"Eine Frau tut dieser Sendung gut"

Ruth Hofmann über Bierduschen, das WM-Aus und ihre Rolle im "Doppelpass"

von Frank Rauscher

SPORT1-Moderatorin Ruth Hofmann kommt aus einer sportverrückten Familie. Sportjournalistin zu werden, kam ihr aber erst spät in den Sinn. Im Interview spricht sie über Frauen im Fußball und erläutert das Erfolgsgeheimnis des Fußball-Talks "Doppelpass".

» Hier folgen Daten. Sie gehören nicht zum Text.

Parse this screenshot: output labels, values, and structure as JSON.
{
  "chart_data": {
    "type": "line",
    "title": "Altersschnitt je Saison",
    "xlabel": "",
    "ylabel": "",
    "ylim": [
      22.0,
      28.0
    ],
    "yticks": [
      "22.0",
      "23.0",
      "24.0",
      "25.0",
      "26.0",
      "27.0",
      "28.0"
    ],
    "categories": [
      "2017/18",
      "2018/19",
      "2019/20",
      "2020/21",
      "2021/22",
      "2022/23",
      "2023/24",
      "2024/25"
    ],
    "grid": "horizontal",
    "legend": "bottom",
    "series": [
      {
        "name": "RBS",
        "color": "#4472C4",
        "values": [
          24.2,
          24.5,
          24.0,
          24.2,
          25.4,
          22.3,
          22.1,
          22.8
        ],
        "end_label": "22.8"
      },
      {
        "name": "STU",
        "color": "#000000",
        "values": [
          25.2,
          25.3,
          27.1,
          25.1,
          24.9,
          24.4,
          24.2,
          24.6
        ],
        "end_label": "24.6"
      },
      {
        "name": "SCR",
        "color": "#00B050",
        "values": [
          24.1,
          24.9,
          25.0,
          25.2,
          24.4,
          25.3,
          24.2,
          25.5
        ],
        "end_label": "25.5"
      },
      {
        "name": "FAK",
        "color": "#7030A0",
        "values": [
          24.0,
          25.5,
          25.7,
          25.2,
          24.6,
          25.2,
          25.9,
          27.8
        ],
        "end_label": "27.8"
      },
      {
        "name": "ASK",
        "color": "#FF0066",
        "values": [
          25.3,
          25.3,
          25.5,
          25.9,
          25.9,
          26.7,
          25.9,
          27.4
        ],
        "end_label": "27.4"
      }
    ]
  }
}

Angeberei ist nicht Ruth Hofmanns Sache: Ja, verrät die aus Augsburg stammende Fußball-Reporterin und Moderatorin, sie hat einst in der Jugend ein paar Jahre bei einem kleinen Verein gekickt. Doch sie räumt im gleichen Atemzug lachend ein, dass die Karriere als Stürmerin aufgrund einer verheerenden Trefferquote nicht wirklich ruhmreich verlief. Für den Sender SPORT1 hat sich die 32-Jährige hingegen als Volltreffer erwiesen. Als kompetente Co-Moderatorin sorgt die Blondine im männerlastigen Kulttalk "CHECK24 Doppelpass" für viel frischen Wind. Die von Thomas Helmer angeführte Expertenrunde kommt am Sonntag, 19. August, aus der kurzen Sommerpause, und Ruth Hofmann kann die Sendung zum bevorstehenden DFB-Pokalwochenende nach eigener Aussage kaum erwarten: "Es kribbelt", bekundet sie im Interview, in dem aber auch Zeit ist für einen Blick zurück auf die WM. Was lief schief, und was muss besser werden? – Die Fachfrau hat griffige Antworten parat.

prisma: Frau Hofmann, Sie wurden im Mai 1986 geboren. Fußballfans auf der ganzen Welt verbinden einiges mit jenem Sommer.

Ruth Hofmann: Ja, da war die denkwürdige WM in Mexiko und natürlich Maradona mit seiner Hand Gottes – ich habe davon gehört (lacht). Das hätte ich gerne miterlebt damals. Auch im Sommer 1990, als wir in Italien Weltmeister wurden, war ich noch zu klein. Das finde ich manchmal etwas schade... Wenn man die Bilder sieht, das muss toll gewesen sein. Zum ersten Mal wirklich gepackt hat mich als kleiner Fan die EM 1996: Natürlich saß ich beim Golden Goal von Oliver Bierhoff im Finale gegen Tschechien gebannt vor dem Fernseher. Etwas später war ich mit meinem Vater erstmals im Olympiastadion bei den Bayern – da war ich bereits an den Fußball verloren.

prisma: Sie kommen aus einem Fußball-Haushalt?

Hofmann: Ja. Meine ganze Familie ist schon ein bisschen sport- und fußballverrückt. Und dann wächst man eben so hinein...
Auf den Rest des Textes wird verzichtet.